John George Lambton, Lord Durham, was born April 12, 1792, in London. In September 1813, he was elected  to the House of Commons, like his father before him, as the member for Durham. He had already made a name  for himself as a reformer and was deemed to be a moderate radical within the Whig party. The aristocratic Whigs  found him worrisome, yet indispensable. When the Whigs came to power in 1830, he was appointed president of a committee mandated to draft a bill on  parliamentary reform. In 1835, he was appointed ambassador to Russia. He returned to England two years later   and was offered another mission abroad. This time it was Canada where, according to most observers, an  insoluble crisis was festering. Durham declined the offer.

      After the first rebellion, which arose in both Upper and Lower Canada, he was again approached and was  promised almost dictatorial powers as Governor General and High Commissioner of British North America. His duties would include preparing a report on the situation. This time he accepted.

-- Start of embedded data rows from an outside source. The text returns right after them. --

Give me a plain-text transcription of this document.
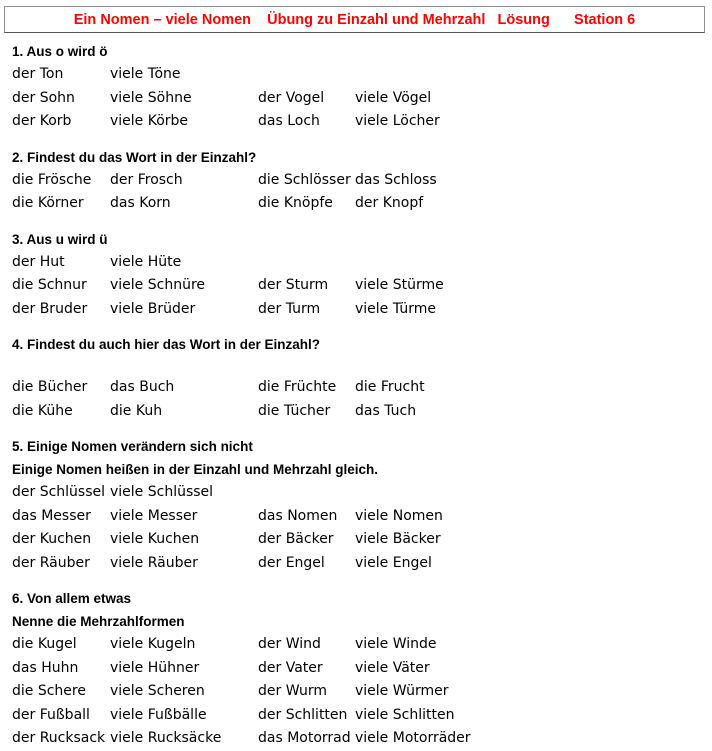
Ein Nomen – viele Nomen    Übung zu Einzahl und Mehrzahl   Lösung      Station 6
1. Aus o wird ö
der Ton	viele Töne
der Sohn	viele Söhne	der Vogel viele Vögel
der Korb	viele Körbe	das Loch	viele Löcher
2. Findest du das Wort in der Einzahl?
die Frösche der Frosch	die Schlösser das Schloss
die Körner das Korn	die Knöpfe der Knopf
3. Aus u wird ü
der Hut	viele Hüte
die Schnur viele Schnüre	der Sturm viele Stürme
der Bruder viele Brüder	der Turm viele Türme
4. Findest du auch hier das Wort in der Einzahl?
die Bücher das Buch	die Früchte die Frucht
die Kühe	die Kuh	die Tücher das Tuch
5. Einige Nomen verändern sich nicht
Einige Nomen heißen in der Einzahl und Mehrzahl gleich.
der Schlüssel viele Schlüssel
das Messer viele Messer	das Nomen viele Nomen
der Kuchen viele Kuchen	der Bäcker viele Bäcker
der Räuber viele Räuber	der Engel viele Engel
6. Von allem etwas
Nenne die Mehrzahlformen
die Kugel viele Kugeln	der Wind viele Winde
das Huhn viele Hühner	der Vater viele Väter
die Schere viele Scheren	der Wurm viele Würmer
der Fußball viele Fußbälle	der Schlitten viele Schlitten
der Rucksack viele Rucksäcke	das Motorrad viele Motorräder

      Durham landed at Quebec on May 27, 1838. From the outset he established a strategy for dealing with political      prisoners from Lower Canada without worsening the situation. Instead of executing convicted prisoners, he had them sign a statement of guilt and deported them to Bermuda. He also prohibited 16 eminent members of the Patriot Party who had sought refuge in the United States, including Louis-Joseph Papineau--from returning to the country under penalty of death. The majority of others who were detained were set free.

      Because of these measures, the Crown disowned Durham. Having been on the job for barely six months, he resigned and returned to England. He had, however, had the time to set up various commissions of inquiry and already had a clear idea of the content of his report, which he submitted in London on February 11, 1839. In it he explained that he expected to find a conflict between a government and a people, but instead found two nations at war within the same state. It was a war based on race, not on principles. In his opinion, Canada was a land of two hostile groups: the French and the English.